Illustration by Emily Aslanis

No matter how old I get, rereading one of my favorite childhood books will never fail to provide a warm wave of serotonin boosting nostalgia. Sometimes this feeling is supplied by a board book my parents swear I was enamored with as a toddler. Other times, it appears in the form of  the fast-paced young adult books I read by the stackful in middle school. No matter the source of this sentimentality, I’m a firm believer that picture books aren’t just for kids. 

I’ve decided to kick this blog off with what I would consider my ultimate nostalgic reread: “The Hunger Games.” For those who haven’t experienced “The Hunger Games,” warning, there are plot explanations and possible spoilers ahead. 

I first read “The Hunger Games” in fifth grade. It was my first big kid book and served as a gateway to the world of young adult literature, or YA. Through the trilogy and quick-growing fanbase surrounding it, I became hungry for all things Hunger Games.

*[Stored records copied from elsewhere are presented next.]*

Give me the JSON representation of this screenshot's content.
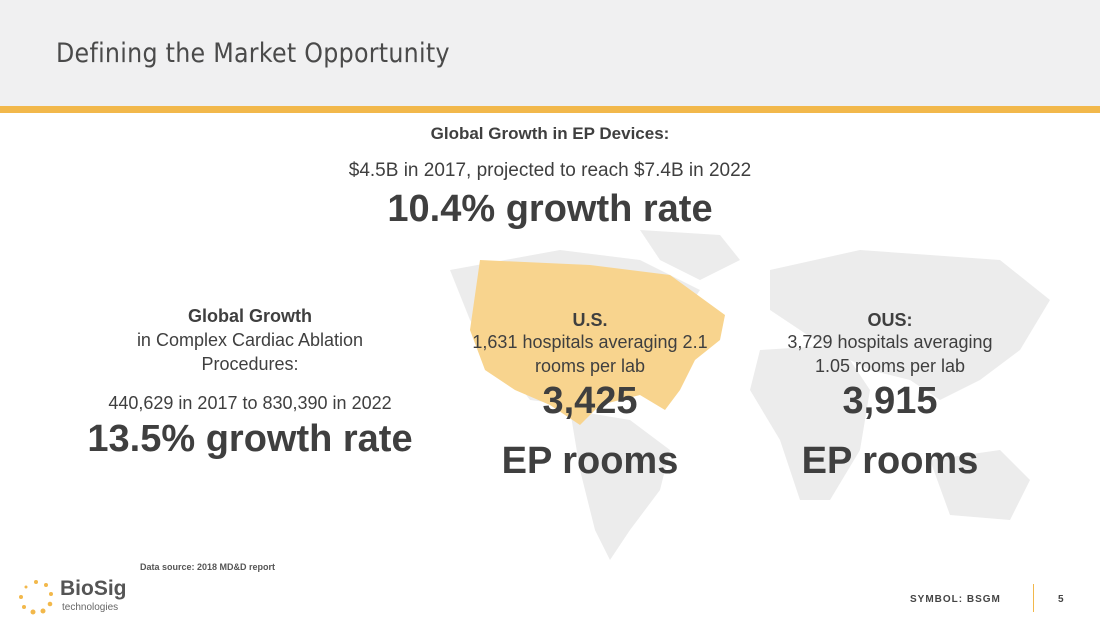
{
  "header": {
    "title": "Defining the Market Opportunity"
  },
  "global_ep": {
    "heading": "Global Growth in EP Devices:",
    "detail": "$4.5B in 2017, projected to reach $7.4B in 2022",
    "rate": "10.4% growth rate"
  },
  "ablation": {
    "heading": "Global Growth",
    "line1": "in Complex Cardiac Ablation",
    "line2": "Procedures:",
    "detail": "440,629 in 2017 to 830,390 in 2022",
    "rate": "13.5% growth rate"
  },
  "us": {
    "heading": "U.S.",
    "line1": "1,631 hospitals averaging 2.1",
    "line2": "rooms per lab",
    "count": "3,425",
    "unit": "EP rooms"
  },
  "ous": {
    "heading": "OUS:",
    "line1": "3,729 hospitals averaging",
    "line2": "1.05 rooms per lab",
    "count": "3,915",
    "unit": "EP rooms"
  },
  "footer": {
    "source": "Data source: 2018 MD&D report",
    "logo": "BioSig technologies",
    "symbol": "SYMBOL: BSGM",
    "page": "5"
  },
  "colors": {
    "accent": "#f2b84b",
    "us_map": "#f8d48e",
    "map": "#ececec"
  }
}
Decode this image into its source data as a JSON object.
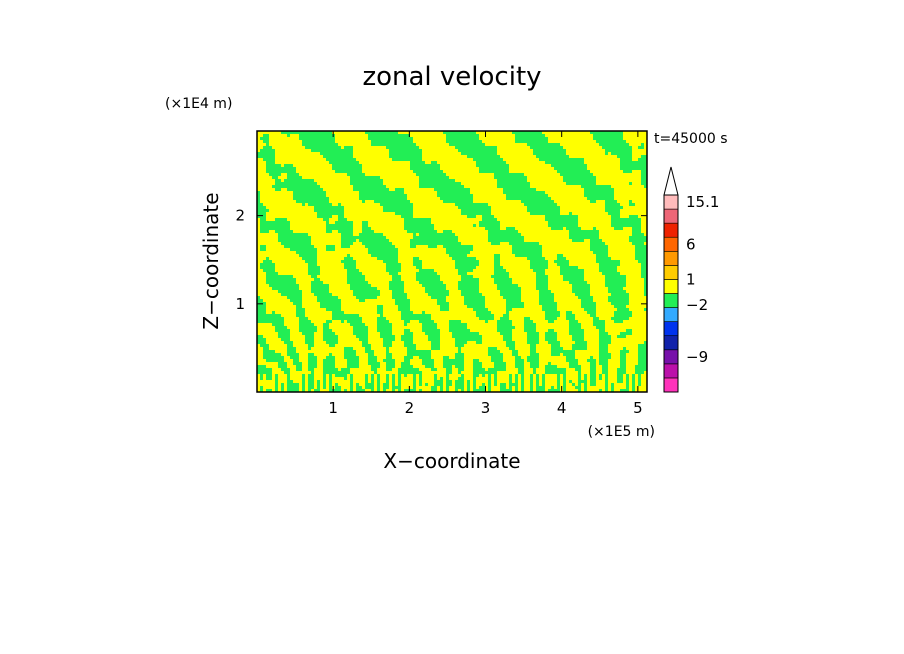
{
  "chart_data": {
    "type": "heatmap",
    "title": "zonal velocity",
    "xlabel": "X−coordinate",
    "ylabel": "Z−coordinate",
    "x_scale_label": "(×1E5 m)",
    "y_scale_label": "(×1E4 m)",
    "time_label": "t=45000 s",
    "xlim": [
      0,
      5.12
    ],
    "ylim": [
      0,
      2.96
    ],
    "x_ticks": [
      {
        "value": 1,
        "label": "1"
      },
      {
        "value": 2,
        "label": "2"
      },
      {
        "value": 3,
        "label": "3"
      },
      {
        "value": 4,
        "label": "4"
      },
      {
        "value": 5,
        "label": "5"
      }
    ],
    "y_ticks": [
      {
        "value": 1,
        "label": "1"
      },
      {
        "value": 2,
        "label": "2"
      }
    ],
    "fill_colors": {
      "positive": "#ffff00",
      "negative": "#22ee55"
    },
    "colorbar": {
      "levels": [
        {
          "color": "#ff33bb"
        },
        {
          "color": "#bb11aa"
        },
        {
          "color": "#7711aa"
        },
        {
          "color": "#1122aa"
        },
        {
          "color": "#0033ee"
        },
        {
          "color": "#33aaff"
        },
        {
          "color": "#22ee55"
        },
        {
          "color": "#ffff00"
        },
        {
          "color": "#ffcc00"
        },
        {
          "color": "#ff9900"
        },
        {
          "color": "#ff6600"
        },
        {
          "color": "#ee2200"
        },
        {
          "color": "#ee6677"
        },
        {
          "color": "#ffbbbb"
        }
      ],
      "tick_labels": [
        {
          "label": "15.1",
          "level_index": 13.5
        },
        {
          "label": "6",
          "level_index": 10.5
        },
        {
          "label": "1",
          "level_index": 8.0
        },
        {
          "label": "−2",
          "level_index": 6.2
        },
        {
          "label": "−9",
          "level_index": 2.5
        }
      ]
    }
  }
}
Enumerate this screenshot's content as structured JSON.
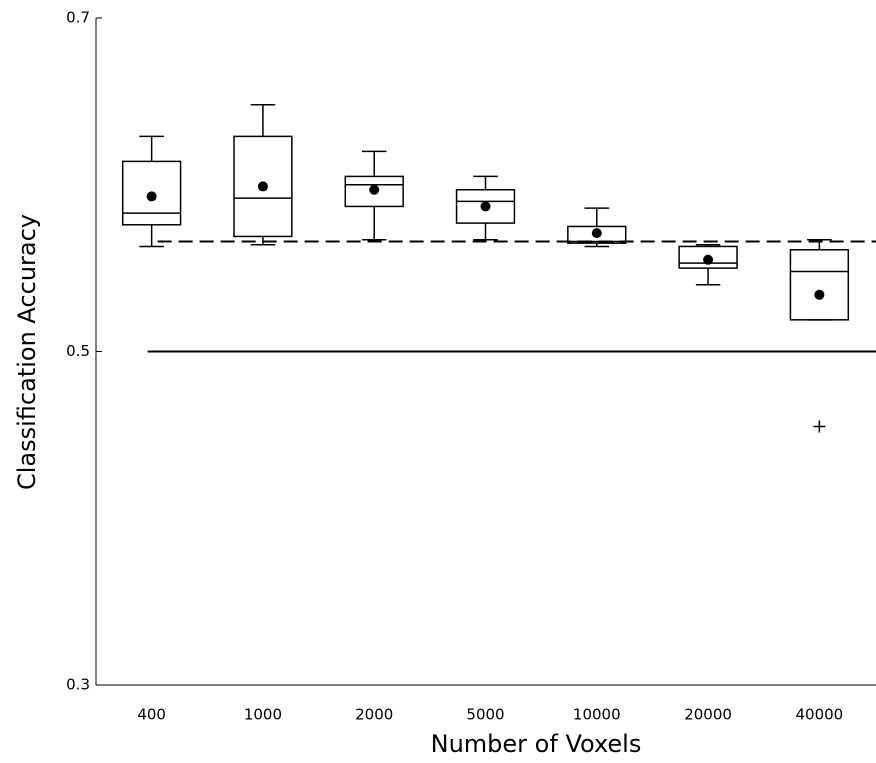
{
  "chart_data": {
    "type": "box",
    "x_label": "Number of Voxels",
    "y_label": "Classification Accuracy",
    "categories": [
      "400",
      "1000",
      "2000",
      "5000",
      "10000",
      "20000",
      "40000"
    ],
    "whisker_high": [
      0.629,
      0.648,
      0.62,
      0.605,
      0.586,
      0.564,
      0.567
    ],
    "q3": [
      0.614,
      0.629,
      0.605,
      0.597,
      0.575,
      0.563,
      0.561
    ],
    "median": [
      0.583,
      0.592,
      0.6,
      0.59,
      0.566,
      0.553,
      0.548
    ],
    "q1": [
      0.576,
      0.569,
      0.587,
      0.577,
      0.565,
      0.55,
      0.519
    ],
    "whisker_low": [
      0.563,
      0.564,
      0.567,
      0.567,
      0.563,
      0.54,
      0.519
    ],
    "mean": [
      0.593,
      0.599,
      0.597,
      0.587,
      0.571,
      0.555,
      0.534
    ],
    "outliers": [
      null,
      null,
      null,
      null,
      null,
      null,
      0.455
    ],
    "reference_lines": [
      {
        "value": 0.566,
        "style": "dashed"
      },
      {
        "value": 0.5,
        "style": "solid"
      }
    ],
    "ylim": [
      0.3,
      0.7
    ],
    "yticks": [
      0.3,
      0.5,
      0.7
    ],
    "color": "#000000"
  }
}
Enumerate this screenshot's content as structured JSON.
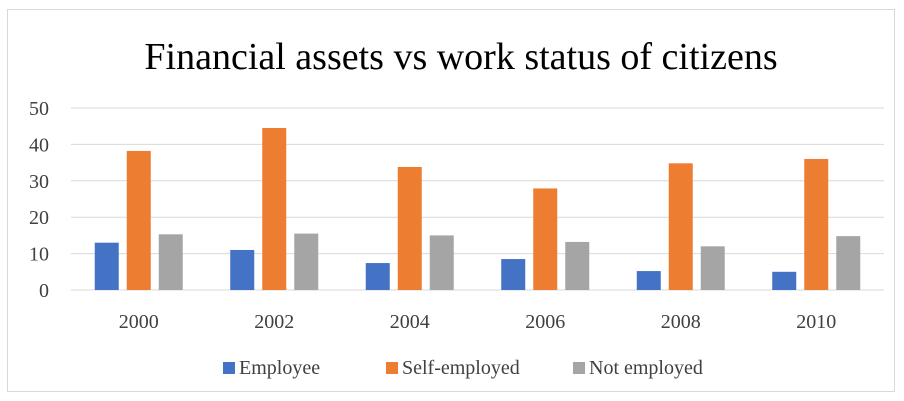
{
  "chart_data": {
    "type": "bar",
    "title": "Financial assets vs work status of citizens",
    "xlabel": "",
    "ylabel": "",
    "categories": [
      "2000",
      "2002",
      "2004",
      "2006",
      "2008",
      "2010"
    ],
    "ylim": [
      0,
      50
    ],
    "yticks": [
      0,
      10,
      20,
      30,
      40,
      50
    ],
    "grid": true,
    "legend_position": "bottom",
    "series": [
      {
        "name": "Employee",
        "color": "#4472C4",
        "values": [
          13,
          11,
          7.4,
          8.5,
          5.2,
          5
        ]
      },
      {
        "name": "Self-employed",
        "color": "#ED7D31",
        "values": [
          38.2,
          44.5,
          33.8,
          27.9,
          34.8,
          36
        ]
      },
      {
        "name": "Not employed",
        "color": "#A5A5A5",
        "values": [
          15.3,
          15.5,
          15,
          13.2,
          12,
          14.8
        ]
      }
    ]
  }
}
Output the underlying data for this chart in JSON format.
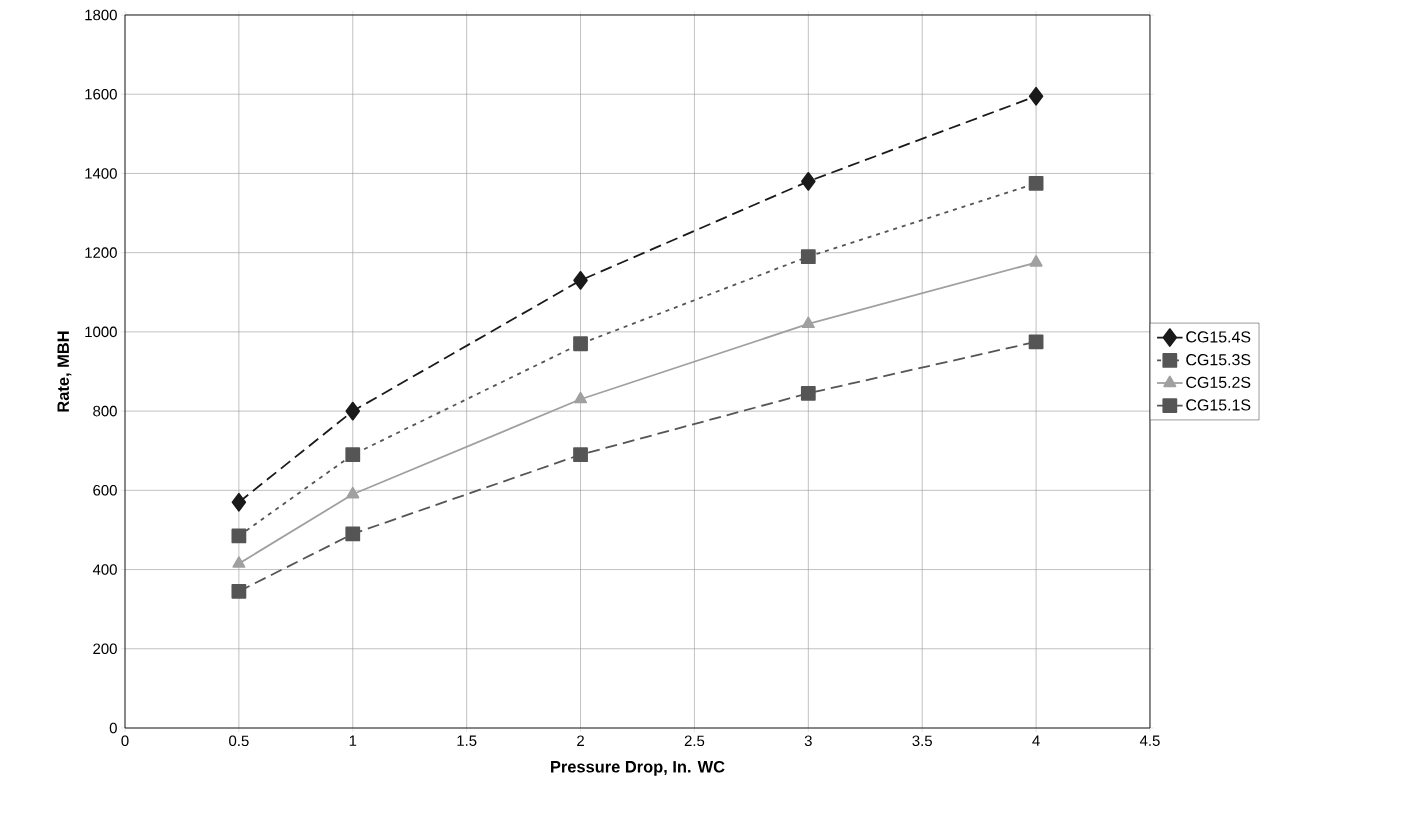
{
  "chart_data": {
    "type": "line",
    "xlabel": "Pressure Drop, In. WC",
    "ylabel": "Rate, MBH",
    "xlim": [
      0,
      4.5
    ],
    "xticks": [
      0,
      0.5,
      1,
      1.5,
      2,
      2.5,
      3,
      3.5,
      4,
      4.5
    ],
    "ylim": [
      0,
      1800
    ],
    "yticks": [
      0,
      200,
      400,
      600,
      800,
      1000,
      1200,
      1400,
      1600,
      1800
    ],
    "grid": true,
    "legend": "right",
    "series": [
      {
        "name": "CG15.4S",
        "color": "#1a1a1a",
        "marker": "diamond",
        "line_style": "dashed",
        "x": [
          0.5,
          1,
          2,
          3,
          4
        ],
        "values": [
          570,
          800,
          1130,
          1380,
          1595
        ]
      },
      {
        "name": "CG15.3S",
        "color": "#555555",
        "marker": "square",
        "line_style": "dotted",
        "x": [
          0.5,
          1,
          2,
          3,
          4
        ],
        "values": [
          485,
          690,
          970,
          1190,
          1375
        ]
      },
      {
        "name": "CG15.2S",
        "color": "#a0a0a0",
        "marker": "triangle",
        "line_style": "solid",
        "x": [
          0.5,
          1,
          2,
          3,
          4
        ],
        "values": [
          415,
          590,
          830,
          1020,
          1175
        ]
      },
      {
        "name": "CG15.1S",
        "color": "#555555",
        "marker": "square",
        "line_style": "dashed",
        "x": [
          0.5,
          1,
          2,
          3,
          4
        ],
        "values": [
          345,
          490,
          690,
          845,
          975
        ]
      }
    ]
  }
}
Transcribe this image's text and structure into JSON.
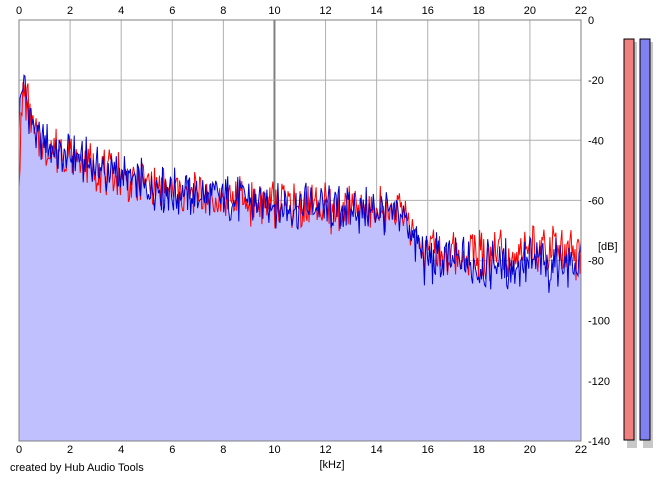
{
  "credit": "created by Hub Audio Tools",
  "chart_data": {
    "type": "area",
    "title": "",
    "xlabel": "[kHz]",
    "ylabel": "[dB]",
    "x_ticks": [
      "0",
      "2",
      "4",
      "6",
      "8",
      "10",
      "12",
      "14",
      "16",
      "18",
      "20",
      "22"
    ],
    "y_ticks": [
      "0",
      "-20",
      "-40",
      "-60",
      "-80",
      "-100",
      "-120",
      "-140"
    ],
    "xlim": [
      0,
      22
    ],
    "ylim": [
      -140,
      0
    ],
    "grid": true,
    "series": [
      {
        "color": "#0000cc",
        "fill": "#c0c0ff",
        "x": [
          0,
          0.15,
          0.3,
          0.5,
          0.7,
          1,
          1.5,
          2,
          2.5,
          3,
          3.5,
          4,
          4.5,
          5,
          5.5,
          6,
          6.5,
          7,
          7.5,
          8,
          8.5,
          9,
          9.5,
          10,
          10.5,
          11,
          11.5,
          12,
          12.5,
          13,
          13.5,
          14,
          14.5,
          15,
          15.2,
          15.5,
          15.8,
          16,
          16.5,
          17,
          17.5,
          18,
          18.5,
          19,
          19.5,
          20,
          20.5,
          21,
          21.5,
          22
        ],
        "values": [
          -30,
          -22,
          -26,
          -33,
          -40,
          -42,
          -44,
          -45,
          -47,
          -49,
          -51,
          -52,
          -54,
          -55,
          -56,
          -57,
          -58,
          -58,
          -59,
          -59,
          -60,
          -60,
          -61,
          -61,
          -62,
          -62,
          -62,
          -63,
          -63,
          -63,
          -64,
          -63,
          -64,
          -64,
          -67,
          -74,
          -78,
          -80,
          -80,
          -81,
          -80,
          -81,
          -80,
          -81,
          -81,
          -80,
          -81,
          -81,
          -81,
          -82
        ]
      },
      {
        "color": "#ff0000",
        "x": [
          0,
          0.15,
          0.3,
          0.5,
          0.7,
          1,
          1.5,
          2,
          2.5,
          3,
          3.5,
          4,
          4.5,
          5,
          5.5,
          6,
          6.5,
          7,
          7.5,
          8,
          8.5,
          9,
          9.5,
          10,
          10.5,
          11,
          11.5,
          12,
          12.5,
          13,
          13.5,
          14,
          14.5,
          15,
          15.2,
          15.5,
          15.8,
          16,
          16.5,
          17,
          17.5,
          18,
          18.5,
          19,
          19.5,
          20,
          20.5,
          21,
          21.5,
          22
        ],
        "values": [
          -50,
          -24,
          -27,
          -34,
          -40,
          -42,
          -44,
          -45,
          -47,
          -49,
          -51,
          -52,
          -54,
          -55,
          -56,
          -57,
          -58,
          -58,
          -59,
          -59,
          -60,
          -60,
          -61,
          -61,
          -62,
          -62,
          -62,
          -63,
          -63,
          -63,
          -64,
          -63,
          -64,
          -64,
          -66,
          -72,
          -75,
          -77,
          -77,
          -78,
          -77,
          -78,
          -77,
          -78,
          -77,
          -76,
          -77,
          -77,
          -78,
          -79
        ]
      }
    ],
    "meters": [
      {
        "color": "#f08080",
        "level_db": -140
      },
      {
        "color": "#8080f0",
        "level_db": -140
      }
    ]
  }
}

The book takes place in Panem, a dystopian version of the United States. Each year the wealthy ruling Capitol selects one boy and girl from each of the 12 districts to fight to the death in the Hunger Games. Our protagonist, Katniss Everdeen, takes the place of her younger sister to compete in the games alongside Peeta, her eventual love interest. Throughout her time competing, she merely tries to stay alive and stay true to herself. However, her actions end up inspiring the districts into inciting a rebellion against the tyranny of the Capitol. 

I think the aspect of “The Hunger Games” that largely sparked its success is the narration style. The story is told through the present-tense, first-person perspective of Katniss, which makes it simple to read and entertaining. As a young reader, this ease helped eliminate the frustration that accompanies difficult text. As a college student, it serves as a welcomed respite from required reading. 

When I was young, Katniss was my biggest role model. Her character is 16 years old, and at the time, 10-year-old me thought that meant she was very mature. Now, on the verge of turning 19, I realize just how young the children in the games are. And with two younger sisters myself, Katniss’s all-consuming need to protect her sister, Prim, is incredibly relatable. 

The biggest difference between my reading experience as a child and my experience this time around was my perspective on the love triangle between Katniss, Peeta and Gale, Katniss’s best friend. I’m ashamed to admit I wanted Katniss to be with Gale after reading book one for the first time. Anyone who is a fan of “The Hunger Games” knows this is practically sacrilege due to events later in the series. However, I was convinced that Gale was more similar to Katniss than Peeta and, therefore, a better match.

Being older and witnessing the relationships of people around me, I realize warm-hearted Peeta is the perfect foil for always-intense Katniss. Their romance is more compelling to me upon reread, and I can see the forced nature of the love triangle. Gale could never be a suitable match for Katniss, because their similarities would’ve eventually become the traits that drive them apart. 

It’s interesting that I found the relationship between Peeta and Katniss lack-luster when I was younger, because I now believe it’s one of the most honest aspects of the book. It perfectly mirrors real life relationships and the adage “opposites attract.” I think this notion can be better understood as an adult reader. 

Sometimes, stories can become obsolete to us when we are older. Sure, we may still enjoy the reading experience, however, the events themselves may no longer have the impact they once did. In the case of “The Hunger Games,” I believe the opposite is true. Different perspectives are considered when we are older and therefore, different takeaways appear. Although I appreciated other aspects of the book when I was younger, I still believe the story was valuable this time around.  

“The Hunger Games” was only the first of countless YA dystopian series that the entertainment industry tried to make into a money-making franchise. For example, “Divergent,” “The Maze Runner” and “The 5th Wave.” Despite all these subsequent attempts, no series could quite crack the code like “The Hunger Games” did. This is one of the many reasons it will always be a memorable story that holds its own against the test of time.